L’affaire Publifin-Moreau n’est pas la première en son genre. Combien d’entreprises publiques ont été vendues pour un franc symbolique à des patrons bien connectés avec la classe politique ? Et combien d’entreprises privées en difficulté ont été « nationalisées » au prix fort pour sauver d’autres patrons avec de l’argent public. Il n’y a qu’à penser à Cockerill achetée cher en 1981 par la Région pour être revendue pour trois francs six sous à Arcelor. Des exemples comme celui-là, il y en a des centaines. Tenter de faire passer cette affaire pour un cas exceptionnel est une tentative de masquer à quel point la politique et les affaires sont liées à tous les niveaux. Les vrais maîtres du monde actuel sont les capitalistes, ils possèdent les entreprises, les terres, les bâtiments, tout ce qui a une valeur. Les politiciens ne sont là que pour assurer le fonctionnement des services communs, comme les transports par exemple, et surtout pour garantir l’ordre social en s’assurant que les travailleurs restent bien à la place qui leur est réservée, en bas de l’échelle.
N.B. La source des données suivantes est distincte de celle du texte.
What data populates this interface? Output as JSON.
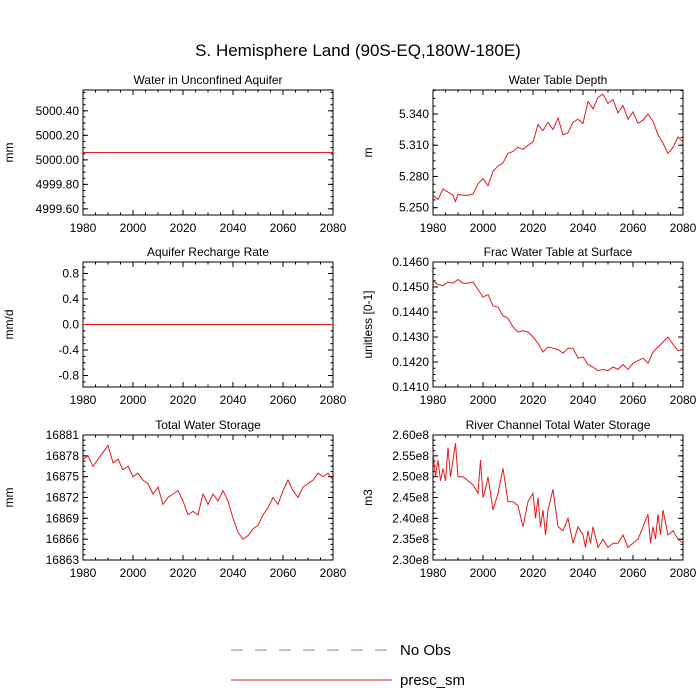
{
  "title": "S. Hemisphere Land (90S-EQ,180W-180E)",
  "legend": {
    "items": [
      {
        "label": "No Obs",
        "style": "dashed",
        "color": "#7f7fbf"
      },
      {
        "label": "presc_sm",
        "style": "solid",
        "color": "#e41a1c"
      }
    ]
  },
  "colors": {
    "series": "#e41a1c",
    "axis": "#000000"
  },
  "chart_data": [
    {
      "type": "line",
      "title": "Water in Unconfined Aquifer",
      "ylabel": "mm",
      "xlim": [
        1980,
        2080
      ],
      "ylim": [
        4999.55,
        5000.57
      ],
      "xticks": [
        1980,
        2000,
        2020,
        2040,
        2060,
        2080
      ],
      "xtick_labels": [
        "1980",
        "2000",
        "2020",
        "2040",
        "2060",
        "2080"
      ],
      "yticks": [
        4999.6,
        4999.8,
        5000.0,
        5000.2,
        5000.4
      ],
      "ytick_labels": [
        "4999.60",
        "4999.80",
        "5000.00",
        "5000.20",
        "5000.40"
      ],
      "series": [
        {
          "name": "presc_sm",
          "x": [
            1980,
            2080
          ],
          "values": [
            5000.06,
            5000.06
          ]
        }
      ]
    },
    {
      "type": "line",
      "title": "Water Table Depth",
      "ylabel": "m",
      "xlim": [
        1980,
        2080
      ],
      "ylim": [
        5.243,
        5.363
      ],
      "xticks": [
        1980,
        2000,
        2020,
        2040,
        2060,
        2080
      ],
      "xtick_labels": [
        "1980",
        "2000",
        "2020",
        "2040",
        "2060",
        "2080"
      ],
      "yticks": [
        5.25,
        5.28,
        5.31,
        5.34
      ],
      "ytick_labels": [
        "5.250",
        "5.280",
        "5.310",
        "5.340"
      ],
      "series": [
        {
          "name": "presc_sm",
          "x": [
            1980,
            1982,
            1984,
            1986,
            1988,
            1989,
            1990,
            1992,
            1994,
            1996,
            1998,
            2000,
            2002,
            2004,
            2006,
            2008,
            2010,
            2012,
            2014,
            2016,
            2018,
            2020,
            2022,
            2024,
            2026,
            2028,
            2030,
            2032,
            2034,
            2036,
            2038,
            2040,
            2042,
            2044,
            2046,
            2048,
            2050,
            2052,
            2054,
            2056,
            2058,
            2060,
            2062,
            2064,
            2066,
            2068,
            2070,
            2072,
            2074,
            2076,
            2078,
            2080
          ],
          "values": [
            5.262,
            5.258,
            5.268,
            5.265,
            5.262,
            5.256,
            5.263,
            5.262,
            5.262,
            5.263,
            5.273,
            5.278,
            5.271,
            5.285,
            5.29,
            5.293,
            5.302,
            5.304,
            5.308,
            5.306,
            5.31,
            5.313,
            5.33,
            5.324,
            5.332,
            5.325,
            5.336,
            5.32,
            5.322,
            5.332,
            5.335,
            5.331,
            5.352,
            5.345,
            5.356,
            5.359,
            5.35,
            5.354,
            5.341,
            5.348,
            5.335,
            5.342,
            5.331,
            5.334,
            5.34,
            5.333,
            5.32,
            5.312,
            5.302,
            5.308,
            5.318,
            5.313
          ]
        }
      ]
    },
    {
      "type": "line",
      "title": "Aquifer Recharge Rate",
      "ylabel": "mm/d",
      "xlim": [
        1980,
        2080
      ],
      "ylim": [
        -0.98,
        0.98
      ],
      "xticks": [
        1980,
        2000,
        2020,
        2040,
        2060,
        2080
      ],
      "xtick_labels": [
        "1980",
        "2000",
        "2020",
        "2040",
        "2060",
        "2080"
      ],
      "yticks": [
        -0.8,
        -0.4,
        0,
        0.4,
        0.8
      ],
      "ytick_labels": [
        "-0.8",
        "-0.4",
        "0.0",
        "0.4",
        "0.8"
      ],
      "series": [
        {
          "name": "presc_sm",
          "x": [
            1980,
            2080
          ],
          "values": [
            0,
            0
          ]
        }
      ]
    },
    {
      "type": "line",
      "title": "Frac Water Table at Surface",
      "ylabel": "unitless [0-1]",
      "xlim": [
        1980,
        2080
      ],
      "ylim": [
        0.141,
        0.146
      ],
      "xticks": [
        1980,
        2000,
        2020,
        2040,
        2060,
        2080
      ],
      "xtick_labels": [
        "1980",
        "2000",
        "2020",
        "2040",
        "2060",
        "2080"
      ],
      "yticks": [
        0.141,
        0.142,
        0.143,
        0.144,
        0.145,
        0.146
      ],
      "ytick_labels": [
        "0.1410",
        "0.1420",
        "0.1430",
        "0.1440",
        "0.1450",
        "0.1460"
      ],
      "series": [
        {
          "name": "presc_sm",
          "x": [
            1980,
            1982,
            1984,
            1986,
            1988,
            1990,
            1992,
            1994,
            1996,
            1998,
            2000,
            2002,
            2004,
            2006,
            2008,
            2010,
            2012,
            2014,
            2016,
            2018,
            2020,
            2022,
            2024,
            2026,
            2028,
            2030,
            2032,
            2034,
            2036,
            2038,
            2040,
            2042,
            2044,
            2046,
            2048,
            2050,
            2052,
            2054,
            2056,
            2058,
            2060,
            2062,
            2064,
            2066,
            2068,
            2070,
            2072,
            2074,
            2076,
            2078,
            2080
          ],
          "values": [
            0.14525,
            0.1451,
            0.14505,
            0.1452,
            0.14515,
            0.1453,
            0.14515,
            0.14515,
            0.1452,
            0.1449,
            0.1446,
            0.1447,
            0.14425,
            0.1442,
            0.14385,
            0.14375,
            0.1434,
            0.1432,
            0.14325,
            0.1432,
            0.143,
            0.14275,
            0.1424,
            0.1426,
            0.14255,
            0.1425,
            0.14235,
            0.14255,
            0.14255,
            0.14215,
            0.1422,
            0.1419,
            0.1418,
            0.14165,
            0.1417,
            0.14165,
            0.1418,
            0.1417,
            0.1419,
            0.1417,
            0.14195,
            0.14205,
            0.14215,
            0.14195,
            0.1424,
            0.1426,
            0.1428,
            0.143,
            0.1427,
            0.14245,
            0.1425
          ]
        }
      ]
    },
    {
      "type": "line",
      "title": "Total Water Storage",
      "ylabel": "mm",
      "xlim": [
        1980,
        2080
      ],
      "ylim": [
        16863,
        16881
      ],
      "xticks": [
        1980,
        2000,
        2020,
        2040,
        2060,
        2080
      ],
      "xtick_labels": [
        "1980",
        "2000",
        "2020",
        "2040",
        "2060",
        "2080"
      ],
      "yticks": [
        16863,
        16866,
        16869,
        16872,
        16875,
        16878,
        16881
      ],
      "ytick_labels": [
        "16863",
        "16866",
        "16869",
        "16872",
        "16875",
        "16878",
        "16881"
      ],
      "series": [
        {
          "name": "presc_sm",
          "x": [
            1980,
            1982,
            1984,
            1986,
            1988,
            1990,
            1992,
            1994,
            1996,
            1998,
            2000,
            2002,
            2004,
            2006,
            2008,
            2010,
            2012,
            2014,
            2016,
            2018,
            2020,
            2022,
            2024,
            2026,
            2028,
            2030,
            2032,
            2034,
            2036,
            2038,
            2040,
            2042,
            2044,
            2046,
            2048,
            2050,
            2052,
            2054,
            2056,
            2058,
            2060,
            2062,
            2064,
            2066,
            2068,
            2070,
            2072,
            2074,
            2076,
            2078,
            2080
          ],
          "values": [
            16877.5,
            16878,
            16876.5,
            16877.5,
            16878.5,
            16879.5,
            16877,
            16877.5,
            16876,
            16876.5,
            16875,
            16875.5,
            16874.5,
            16874,
            16872.5,
            16873.5,
            16871,
            16872,
            16872.5,
            16873,
            16871.5,
            16869.5,
            16870,
            16869.5,
            16872.5,
            16871,
            16872.5,
            16871.5,
            16873,
            16871.5,
            16869,
            16867,
            16866,
            16866.5,
            16867.5,
            16868,
            16869.5,
            16870.5,
            16872,
            16871,
            16873,
            16874.5,
            16873,
            16872,
            16873.5,
            16874,
            16874.5,
            16875.5,
            16875,
            16875.5,
            16874.5
          ]
        }
      ]
    },
    {
      "type": "line",
      "title": "River Channel Total Water Storage",
      "ylabel": "m3",
      "xlim": [
        1980,
        2080
      ],
      "ylim": [
        230000000.0,
        260000000.0
      ],
      "xticks": [
        1980,
        2000,
        2020,
        2040,
        2060,
        2080
      ],
      "xtick_labels": [
        "1980",
        "2000",
        "2020",
        "2040",
        "2060",
        "2080"
      ],
      "yticks": [
        230000000.0,
        235000000.0,
        240000000.0,
        245000000.0,
        250000000.0,
        255000000.0,
        260000000.0
      ],
      "ytick_labels": [
        "2.30e8",
        "2.35e8",
        "2.40e8",
        "2.45e8",
        "2.50e8",
        "2.55e8",
        "2.60e8"
      ],
      "series": [
        {
          "name": "presc_sm",
          "x": [
            1980,
            1981,
            1982,
            1983,
            1984,
            1985,
            1986,
            1987,
            1988,
            1989,
            1990,
            1992,
            1994,
            1996,
            1998,
            1999,
            2000,
            2001,
            2002,
            2004,
            2006,
            2008,
            2010,
            2012,
            2014,
            2016,
            2018,
            2020,
            2021,
            2022,
            2023,
            2024,
            2025,
            2026,
            2028,
            2030,
            2032,
            2034,
            2036,
            2038,
            2040,
            2041,
            2042,
            2043,
            2044,
            2046,
            2048,
            2050,
            2052,
            2054,
            2056,
            2058,
            2060,
            2062,
            2064,
            2066,
            2067,
            2068,
            2069,
            2070,
            2071,
            2072,
            2074,
            2076,
            2078,
            2080
          ],
          "values": [
            256000000.0,
            250000000.0,
            254000000.0,
            249000000.0,
            252000000.0,
            249000000.0,
            257000000.0,
            250000000.0,
            254000000.0,
            258000000.0,
            250000000.0,
            250000000.0,
            249000000.0,
            248000000.0,
            246000000.0,
            254000000.0,
            245000000.0,
            247000000.0,
            250000000.0,
            242000000.0,
            246000000.0,
            252000000.0,
            244000000.0,
            244000000.0,
            243000000.0,
            238000000.0,
            244000000.0,
            246000000.0,
            240000000.0,
            245000000.0,
            238000000.0,
            242000000.0,
            236000000.0,
            242000000.0,
            247000000.0,
            238000000.0,
            237000000.0,
            240000000.0,
            234000000.0,
            238000000.0,
            236000000.0,
            233000000.0,
            237000000.0,
            234000000.0,
            238000000.0,
            233000000.0,
            235000000.0,
            233000000.0,
            234000000.0,
            234000000.0,
            236000000.0,
            233000000.0,
            234000000.0,
            235000000.0,
            238000000.0,
            241000000.0,
            234000000.0,
            238000000.0,
            235000000.0,
            241000000.0,
            236000000.0,
            242000000.0,
            236000000.0,
            237000000.0,
            235000000.0,
            234000000.0
          ]
        }
      ]
    }
  ]
}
Les entreprises que possèdent les patrons ne valent rien sans les travailleurs pour les faire fonctionner. Pourtant les travailleurs n’ont rien à dire, sauf à changer de temps en temps les politiciens censés les représenter. Le secret des affaires dont se prévaut le patronat sert surtout à cacher aux travailleurs l’immensité des richesses qu’ils produisent et qui leur échappent, alors qu’elles permettraient largement de satisfaire leurs revendications élémentaires : un salaire et un travail dignes pour tous ! Il faudrait au contraire lever tous les secrets. C’est une des mesures indispensables pour s’opposer à la mainmise des bourgeois sur la société.

Les copains d’abord !

Les scandales de Publifin et du Samusocial ont montré jusqu’où les politiciens peuvent aller pour puiser dans les fonds publics de quoi remplir leurs poches. On apprend maintenant que le demi-frère d’Olivier Chastel vient d’être nommé à un poste très avantageux et très bien rémunéré dans une intercommunale de Charleroi grâce à ses liens familiaux avec l’ancien président de parti.
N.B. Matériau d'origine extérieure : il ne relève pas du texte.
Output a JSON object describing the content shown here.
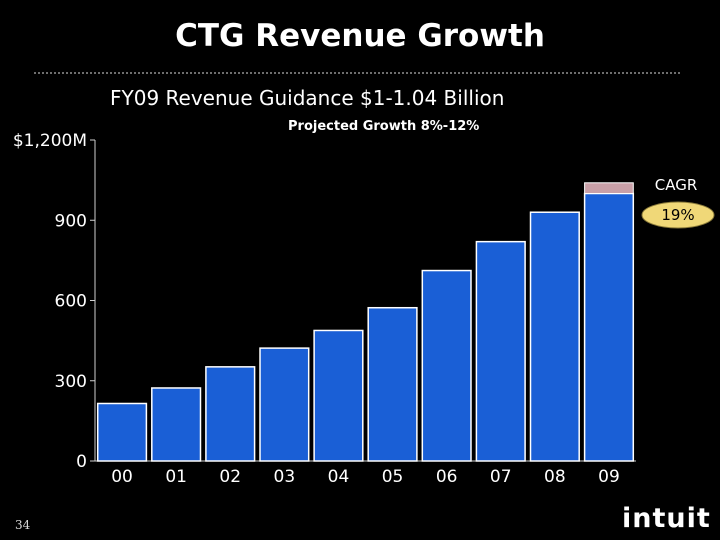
{
  "slide": {
    "title": "CTG Revenue Growth",
    "subtitle": "FY09 Revenue Guidance $1-1.04 Billion",
    "growth_note": "Projected Growth 8%-12%",
    "page_number": "34",
    "logo_text": "intuit"
  },
  "chart_data": {
    "type": "bar",
    "title": "",
    "xlabel": "",
    "ylabel": "",
    "categories": [
      "00",
      "01",
      "02",
      "03",
      "04",
      "05",
      "06",
      "07",
      "08",
      "09"
    ],
    "values": [
      215,
      273,
      352,
      422,
      488,
      573,
      712,
      820,
      930,
      1000
    ],
    "projected_range": [
      1000,
      1040
    ],
    "ylim": [
      0,
      1200
    ],
    "yticks": [
      {
        "value": 0,
        "label": "0"
      },
      {
        "value": 300,
        "label": "300"
      },
      {
        "value": 600,
        "label": "600"
      },
      {
        "value": 900,
        "label": "900"
      },
      {
        "value": 1200,
        "label": "$1,200M"
      }
    ],
    "bar_color": "#1a5fd6",
    "bar_edge_color": "#ffffff",
    "projection_color": "#c9a0a8",
    "annotation": {
      "label": "CAGR",
      "value": "19%",
      "badge_color": "#f0d878"
    }
  }
}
Le népotisme est affaire courante dans les sociétés de classe. Le “entre nous” est de rigueur et les postes sont attribués directement ou de manière plus insidieuse à ceux qui appartiennent aux classes privilégiées. Ainsi, les politiciens sont les plus aptes à donner à leurs proches une place confortable dans l’appareil d’Etat.
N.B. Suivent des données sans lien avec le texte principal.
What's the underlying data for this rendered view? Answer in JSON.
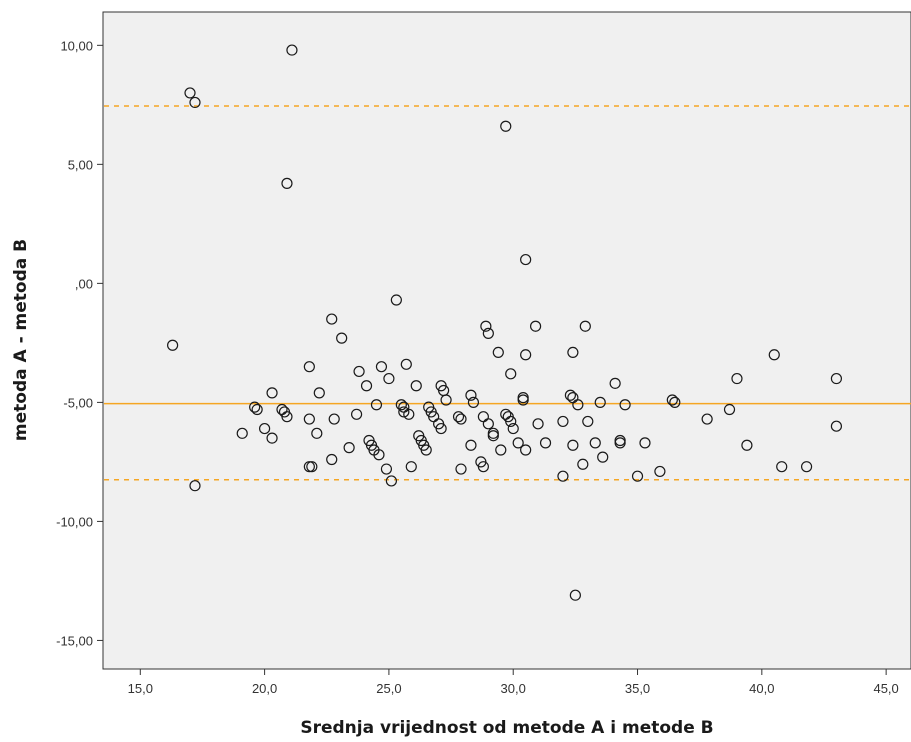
{
  "chart_data": {
    "type": "scatter",
    "title": "",
    "xlabel": "Srednja vrijednost od metode A i metode B",
    "ylabel": "metoda A - metoda B",
    "xlim": [
      13.5,
      46.0
    ],
    "ylim": [
      -16.2,
      11.4
    ],
    "x_ticks": [
      15,
      20,
      25,
      30,
      35,
      40,
      45
    ],
    "x_tick_labels": [
      "15,0",
      "20,0",
      "25,0",
      "30,0",
      "35,0",
      "40,0",
      "45,0"
    ],
    "y_ticks": [
      10,
      5,
      0,
      -5,
      -10,
      -15
    ],
    "y_tick_labels": [
      "10,00",
      "5,00",
      ",00",
      "-5,00",
      "-10,00",
      "-15,00"
    ],
    "grid": false,
    "legend": "none",
    "colors": {
      "plot_background": "#f0f0f0",
      "marker_stroke": "#1a1a1a",
      "reference_line": "#f5a623",
      "axis": "#333333"
    },
    "reference_lines": [
      {
        "value": 7.45,
        "style": "dashed"
      },
      {
        "value": -5.05,
        "style": "solid"
      },
      {
        "value": -8.25,
        "style": "dashed"
      }
    ],
    "points": [
      [
        17.0,
        8.0
      ],
      [
        17.2,
        7.6
      ],
      [
        21.1,
        9.8
      ],
      [
        20.9,
        4.2
      ],
      [
        29.7,
        6.6
      ],
      [
        30.5,
        1.0
      ],
      [
        25.3,
        -0.7
      ],
      [
        16.3,
        -2.6
      ],
      [
        17.2,
        -8.5
      ],
      [
        19.1,
        -6.3
      ],
      [
        19.6,
        -5.2
      ],
      [
        19.7,
        -5.3
      ],
      [
        20.0,
        -6.1
      ],
      [
        20.3,
        -6.5
      ],
      [
        20.3,
        -4.6
      ],
      [
        20.7,
        -5.3
      ],
      [
        20.8,
        -5.4
      ],
      [
        20.9,
        -5.6
      ],
      [
        21.8,
        -3.5
      ],
      [
        21.8,
        -5.7
      ],
      [
        21.8,
        -7.7
      ],
      [
        21.9,
        -7.7
      ],
      [
        22.1,
        -6.3
      ],
      [
        22.2,
        -4.6
      ],
      [
        22.7,
        -1.5
      ],
      [
        22.7,
        -7.4
      ],
      [
        22.8,
        -5.7
      ],
      [
        23.1,
        -2.3
      ],
      [
        23.4,
        -6.9
      ],
      [
        23.7,
        -5.5
      ],
      [
        23.8,
        -3.7
      ],
      [
        24.1,
        -4.3
      ],
      [
        24.2,
        -6.6
      ],
      [
        24.3,
        -6.8
      ],
      [
        24.4,
        -7.0
      ],
      [
        24.5,
        -5.1
      ],
      [
        24.6,
        -7.2
      ],
      [
        24.7,
        -3.5
      ],
      [
        24.9,
        -7.8
      ],
      [
        25.0,
        -4.0
      ],
      [
        25.1,
        -8.3
      ],
      [
        25.5,
        -5.1
      ],
      [
        25.6,
        -5.2
      ],
      [
        25.6,
        -5.4
      ],
      [
        25.7,
        -3.4
      ],
      [
        25.8,
        -5.5
      ],
      [
        25.9,
        -7.7
      ],
      [
        26.1,
        -4.3
      ],
      [
        26.2,
        -6.4
      ],
      [
        26.3,
        -6.6
      ],
      [
        26.4,
        -6.8
      ],
      [
        26.5,
        -7.0
      ],
      [
        26.6,
        -5.2
      ],
      [
        26.7,
        -5.4
      ],
      [
        26.8,
        -5.6
      ],
      [
        27.0,
        -5.9
      ],
      [
        27.1,
        -6.1
      ],
      [
        27.1,
        -4.3
      ],
      [
        27.2,
        -4.5
      ],
      [
        27.3,
        -4.9
      ],
      [
        27.8,
        -5.6
      ],
      [
        27.9,
        -5.7
      ],
      [
        27.9,
        -7.8
      ],
      [
        28.3,
        -4.7
      ],
      [
        28.3,
        -6.8
      ],
      [
        28.4,
        -5.0
      ],
      [
        28.7,
        -7.5
      ],
      [
        28.8,
        -5.6
      ],
      [
        28.8,
        -7.7
      ],
      [
        28.9,
        -1.8
      ],
      [
        29.0,
        -2.1
      ],
      [
        29.0,
        -5.9
      ],
      [
        29.2,
        -6.3
      ],
      [
        29.2,
        -6.4
      ],
      [
        29.4,
        -2.9
      ],
      [
        29.5,
        -7.0
      ],
      [
        29.7,
        -5.5
      ],
      [
        29.8,
        -5.6
      ],
      [
        29.9,
        -3.8
      ],
      [
        29.9,
        -5.8
      ],
      [
        30.0,
        -6.1
      ],
      [
        30.2,
        -6.7
      ],
      [
        30.4,
        -4.8
      ],
      [
        30.4,
        -4.9
      ],
      [
        30.5,
        -3.0
      ],
      [
        30.5,
        -7.0
      ],
      [
        30.9,
        -1.8
      ],
      [
        31.0,
        -5.9
      ],
      [
        31.3,
        -6.7
      ],
      [
        32.0,
        -5.8
      ],
      [
        32.0,
        -8.1
      ],
      [
        32.3,
        -4.7
      ],
      [
        32.4,
        -4.8
      ],
      [
        32.4,
        -2.9
      ],
      [
        32.4,
        -6.8
      ],
      [
        32.5,
        -13.1
      ],
      [
        32.6,
        -5.1
      ],
      [
        32.8,
        -7.6
      ],
      [
        32.9,
        -1.8
      ],
      [
        33.0,
        -5.8
      ],
      [
        33.3,
        -6.7
      ],
      [
        33.5,
        -5.0
      ],
      [
        33.6,
        -7.3
      ],
      [
        34.1,
        -4.2
      ],
      [
        34.3,
        -6.6
      ],
      [
        34.3,
        -6.7
      ],
      [
        34.5,
        -5.1
      ],
      [
        35.0,
        -8.1
      ],
      [
        35.3,
        -6.7
      ],
      [
        35.9,
        -7.9
      ],
      [
        36.4,
        -4.9
      ],
      [
        36.5,
        -5.0
      ],
      [
        37.8,
        -5.7
      ],
      [
        38.7,
        -5.3
      ],
      [
        39.0,
        -4.0
      ],
      [
        39.4,
        -6.8
      ],
      [
        40.5,
        -3.0
      ],
      [
        40.8,
        -7.7
      ],
      [
        41.8,
        -7.7
      ],
      [
        43.0,
        -4.0
      ],
      [
        43.0,
        -6.0
      ]
    ]
  }
}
Après coup, ces politiques peuvent crier sur tous les toits “Mea culpa, mea culpa” quand ils sont découverts mais c’est plus fort qu’eux, ils recommencent !

Contre-attaque à la Fnac

Fin février, la direction de la Fnac a annoncé vouloir licencier 56 personnes, soit plus d’un dixième de son personnel en Belgique. Des négociations patron-syndicats ont alors commencé et se sont déroulées sur plusieurs mois. En juin, les employés de quatre magasins, exaspérés par les atermoiements de la direction, entraient en grève. Finalement, ce 2 septembre, la direction a envoyé des lettres de licenciement à 26 travailleurs. Parmi eux, de nombreux délégués combatifs, dont elle veut se débarrasser en premier. A nouveau, les travailleurs ont répondu par la grève. Que le patron essaie de faire fonctionner ses magasins sans eux ! Ses 214 millions de bénéfices, la Fnac les fait uniquement grâce à eux. Ce ne sont pas des licenciements qu’ils devraient avoir mais bien les 214 millions de bénéfices que les actionnaires se font sur leur dos.